I do not know who you are. I love you. I do not give or sell thorns.'
neruda believed in second chances - do you?"

******
i waited.

what did i expect, i tell myself after the 100th check for responses. no one goes looking on this website...it is simply a way of posting a frustration, recording one more missed opportunity, one more lifetime's regret.


after six days, just when i am about to give up, i log in and see a message:


"Neruda didn't actually believe in love, and that poem sounds better in Spanish. But I am intrigued...Saturday at noon, find me at the Starbucks in Union Square. Bring your copy of Neruda"

and i am delirious.
*****
so here i am, waiting for my missed connection, lost and now (hopefully) found. on the table is a battered and dog-eared copy of neruda's poems, a gift from an ex-girlfriend (as neruda usually is). i watch the doors open and shut, and suddenly, there she is.  i hold up my books and she walks towards me, a red spring trenchcoat over a spring dress. she sits. we speak.


some people, i think, should remain enigmas, fondly remembered in the soft afterglow of old age as a regret, as the one that got away. in those memories, in that old brain and the stories it tells itself, they remain perpetually beautiful, always graceful, always perfect.

our conversation goes nowhere. this woman in whom i had envisioned depth and poetry and longing and beauty was callow and superficial. she is a woman used to being adored, and this makes her haughty and remote, unfriendly. the silence and stillness i had associated with grace was simply a disinterest in the world and its creatures. there is a brittle quality about her, this feeling that she has a silver tongue and a pretty mouth and beautiful eyes, all of which she uses to prettily rip into people with a subtle cruelty. she spears my profession with the precision of a harpoonist, dismissing it and my world of words with a wave of a hand. she is a woman who collects hearts the way some peopel collect stamps - another story to tell her girlfriends, another conquest she has made. she has come here, for no other reason than to size me up, and in finding nothing of consequence in my person, to gloat and to practice her wiles.

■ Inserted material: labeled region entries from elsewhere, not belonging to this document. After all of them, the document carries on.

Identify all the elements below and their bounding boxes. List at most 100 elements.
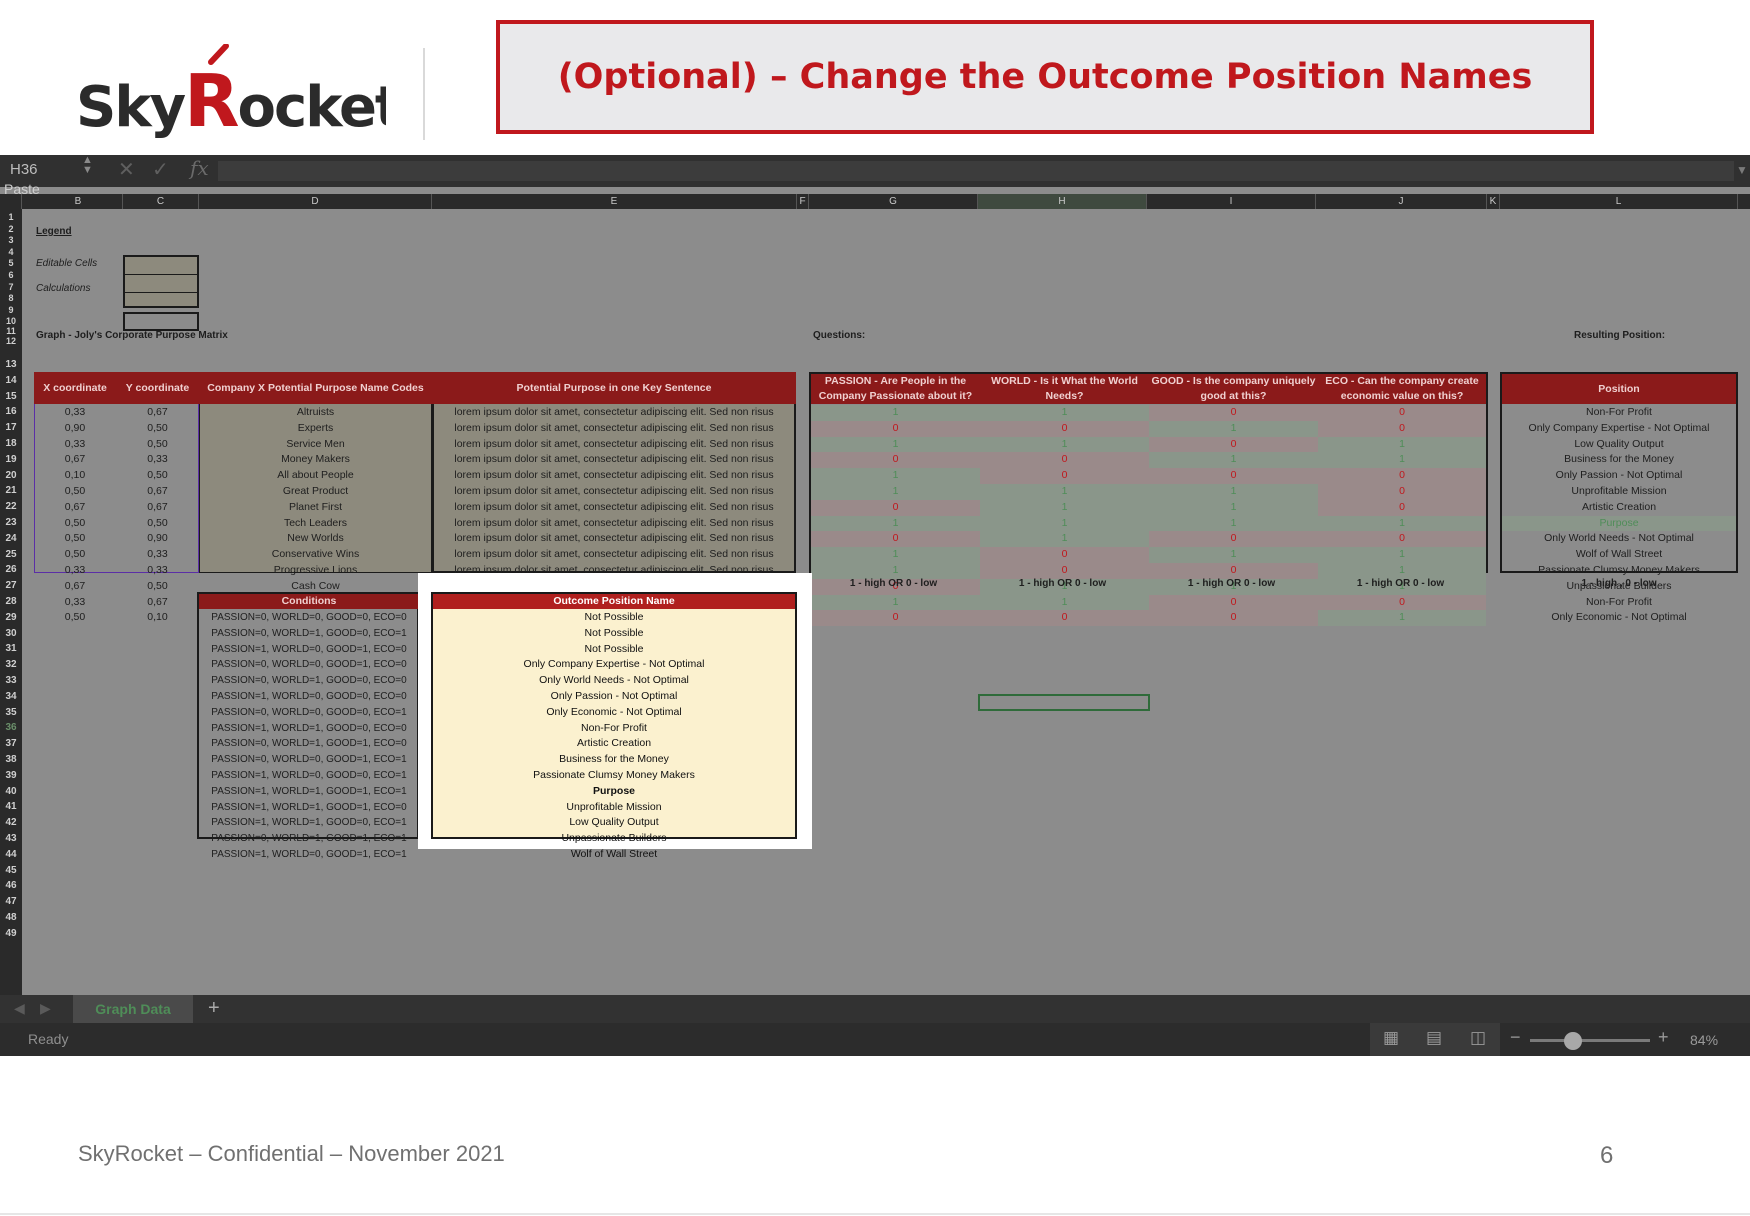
row-header-18[interactable]: 18 [0, 438, 22, 449]
outcome-position-name-cell[interactable]: Only Passion - Not Optimal [433, 689, 795, 705]
y-coordinate-cell[interactable]: 0,33 [116, 452, 199, 468]
x-coordinate-cell[interactable]: 0,10 [34, 468, 116, 484]
outcome-position-name-cell[interactable]: Only Economic - Not Optimal [433, 705, 795, 721]
cancel-icon[interactable]: ✕ [118, 157, 135, 182]
purpose-code-cell[interactable]: Service Men [199, 437, 432, 453]
row-header-21[interactable]: 21 [0, 485, 22, 496]
purpose-sentence-cell[interactable]: lorem ipsum dolor sit amet, consectetur … [432, 437, 796, 453]
eco-value-cell[interactable]: 0 [1318, 405, 1486, 421]
eco-value-cell[interactable]: 1 [1318, 515, 1486, 532]
row-header-36[interactable]: 36 [0, 722, 22, 733]
good-value-cell[interactable]: 1 [1149, 515, 1318, 532]
world-value-cell[interactable]: 1 [980, 499, 1149, 516]
x-coordinate-cell[interactable]: 0,67 [34, 579, 116, 595]
good-value-cell[interactable]: 1 [1149, 484, 1318, 500]
purpose-sentence-cell[interactable]: lorem ipsum dolor sit amet, consectetur … [432, 421, 796, 437]
passion-value-cell[interactable]: 0 [811, 531, 980, 548]
formula-expand-icon[interactable]: ▼ [1736, 163, 1748, 177]
outcome-position-name-cell[interactable]: Purpose [433, 784, 795, 800]
good-value-cell[interactable]: 1 [1149, 420, 1318, 437]
y-coordinate-cell[interactable]: 0,67 [116, 595, 199, 611]
x-coordinate-cell[interactable]: 0,33 [34, 405, 116, 421]
x-coordinate-cell[interactable]: 0,67 [34, 500, 116, 516]
eco-value-cell[interactable]: 0 [1318, 499, 1486, 516]
outcome-position-name-cell[interactable]: Non-For Profit [433, 721, 795, 737]
eco-value-cell[interactable]: 0 [1318, 594, 1486, 611]
column-header-f[interactable]: F [797, 194, 809, 209]
world-value-cell[interactable]: 1 [980, 515, 1149, 532]
passion-value-cell[interactable]: 1 [811, 484, 980, 500]
row-header-27[interactable]: 27 [0, 580, 22, 591]
outcome-position-name-cell[interactable]: Business for the Money [433, 752, 795, 768]
next-sheet-icon[interactable]: ▶ [40, 1000, 51, 1017]
world-value-cell[interactable]: 1 [980, 594, 1149, 611]
zoom-in-icon[interactable]: + [1658, 1027, 1669, 1048]
y-coordinate-cell[interactable]: 0,67 [116, 484, 199, 500]
outcome-position-name-cell[interactable]: Only World Needs - Not Optimal [433, 673, 795, 689]
row-header-37[interactable]: 37 [0, 738, 22, 749]
good-value-cell[interactable]: 0 [1149, 468, 1318, 484]
outcome-position-name-cell[interactable]: Unpassionate Builders [433, 831, 795, 847]
row-header-44[interactable]: 44 [0, 849, 22, 860]
eco-value-cell[interactable]: 0 [1318, 484, 1486, 500]
good-value-cell[interactable]: 0 [1149, 436, 1318, 453]
sheet-tab-graph-data[interactable]: Graph Data [73, 995, 193, 1023]
purpose-sentence-cell[interactable]: lorem ipsum dolor sit amet, consectetur … [432, 516, 796, 532]
outcome-position-name-cell[interactable]: Artistic Creation [433, 736, 795, 752]
passion-value-cell[interactable]: 1 [811, 436, 980, 453]
row-header-45[interactable]: 45 [0, 865, 22, 876]
zoom-slider-track[interactable] [1530, 1039, 1650, 1042]
row-header-13[interactable]: 13 [0, 359, 22, 370]
row-header-20[interactable]: 20 [0, 470, 22, 481]
x-coordinate-cell[interactable]: 0,50 [34, 484, 116, 500]
y-coordinate-cell[interactable]: 0,50 [116, 437, 199, 453]
eco-value-cell[interactable]: 0 [1318, 468, 1486, 484]
good-value-cell[interactable]: 1 [1149, 499, 1318, 516]
world-value-cell[interactable]: 1 [980, 484, 1149, 500]
passion-value-cell[interactable]: 0 [811, 499, 980, 516]
name-box-stepper-icon[interactable]: ▲ ▼ [82, 155, 93, 176]
row-header-19[interactable]: 19 [0, 454, 22, 465]
purpose-code-cell[interactable]: Money Makers [199, 452, 432, 468]
row-header-40[interactable]: 40 [0, 786, 22, 797]
purpose-code-cell[interactable]: Tech Leaders [199, 516, 432, 532]
good-value-cell[interactable]: 1 [1149, 452, 1318, 469]
zoom-slider-handle[interactable] [1563, 1032, 1582, 1050]
row-header-11[interactable]: 11 [0, 326, 22, 336]
outcome-position-name-cell[interactable]: Only Company Expertise - Not Optimal [433, 657, 795, 673]
purpose-code-cell[interactable]: Experts [199, 421, 432, 437]
outcome-position-name-cell[interactable]: Low Quality Output [433, 815, 795, 831]
y-coordinate-cell[interactable]: 0,33 [116, 547, 199, 563]
column-header-g[interactable]: G [809, 194, 978, 209]
y-coordinate-cell[interactable]: 0,50 [116, 468, 199, 484]
normal-view-icon[interactable]: ▦ [1383, 1028, 1399, 1048]
row-header-10[interactable]: 10 [0, 316, 22, 326]
row-header-31[interactable]: 31 [0, 643, 22, 654]
row-header-16[interactable]: 16 [0, 406, 22, 417]
row-header-24[interactable]: 24 [0, 533, 22, 544]
x-coordinate-cell[interactable]: 0,50 [34, 547, 116, 563]
purpose-sentence-cell[interactable]: lorem ipsum dolor sit amet, consectetur … [432, 547, 796, 563]
x-coordinate-cell[interactable]: 0,33 [34, 563, 116, 579]
passion-value-cell[interactable]: 1 [811, 468, 980, 484]
row-header-41[interactable]: 41 [0, 801, 22, 812]
row-header-29[interactable]: 29 [0, 612, 22, 623]
column-header-b[interactable]: B [34, 194, 123, 209]
row-header-35[interactable]: 35 [0, 707, 22, 718]
eco-value-cell[interactable]: 1 [1318, 547, 1486, 563]
row-header-23[interactable]: 23 [0, 517, 22, 528]
good-value-cell[interactable]: 0 [1149, 531, 1318, 548]
x-coordinate-cell[interactable]: 0,50 [34, 516, 116, 532]
passion-value-cell[interactable]: 1 [811, 547, 980, 563]
purpose-code-cell[interactable]: Altruists [199, 405, 432, 421]
prev-sheet-icon[interactable]: ◀ [14, 1000, 25, 1017]
eco-value-cell[interactable]: 1 [1318, 452, 1486, 469]
column-header-l[interactable]: L [1500, 194, 1738, 209]
row-header-43[interactable]: 43 [0, 833, 22, 844]
passion-value-cell[interactable]: 1 [811, 515, 980, 532]
outcome-position-name-cell[interactable]: Not Possible [433, 626, 795, 642]
row-header-42[interactable]: 42 [0, 817, 22, 828]
row-header-17[interactable]: 17 [0, 422, 22, 433]
purpose-sentence-cell[interactable]: lorem ipsum dolor sit amet, consectetur … [432, 531, 796, 547]
row-header-2[interactable]: 2 [0, 224, 22, 234]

we get up and shake hands after an hour. she gives me her number and throws a "call me soemtime" over her shoulder with a smile and a glint in her eye, and toss of her hair, all of which means "call me so i can toy with you, but i will never reciprocate." she walks away, and i walk in the opposite direction - not because that's where i need to go, but because i need to get to the polar opposite end of the earth from that woman for awhile.


every failed love affair carries with it a deflation of our hopes, the sting of rejection and disappointment. i throw the slip of paper with her phone number on it into the nearest trash can and keep walking, hands in the pockets of my khakis, thoughtful.


the one place i want to be right now is anna's apartment, telling her this story of a failed second chance. i look up and get my bearings and start walking...

*****
imagine new york: thousands of people walk past thousands of other people on a daily basis. a sea of people, a blur, until some face, suddenly, looks at you and changes things. suddenly things slow down. suddenly you stop. and suddenly you realize, on a warm spring day in the middle of union square that you've been missing a connection you've had all along....


"I do not love you as if you were salt-rose, or topaz,
or the arrow of carnations the fire shoots off.
I love you as certain dark things are to be loved,
in secret, between the shadow and the soul.
I love you as the plant that never blooms
but carries in itself the light of hidden flowers;
thanks to your love a certain solid fragrance,
risen from the earth, lives darkly in my body.
I love you without knowing how, or when, or from where.
I love you straightforwardly, without complexities or pride;
so I love you because I know no other way
than this: where I does not exist, nor you,
so close that your hand on my chest is my hand,
so close that your eyes close as I fall asleep."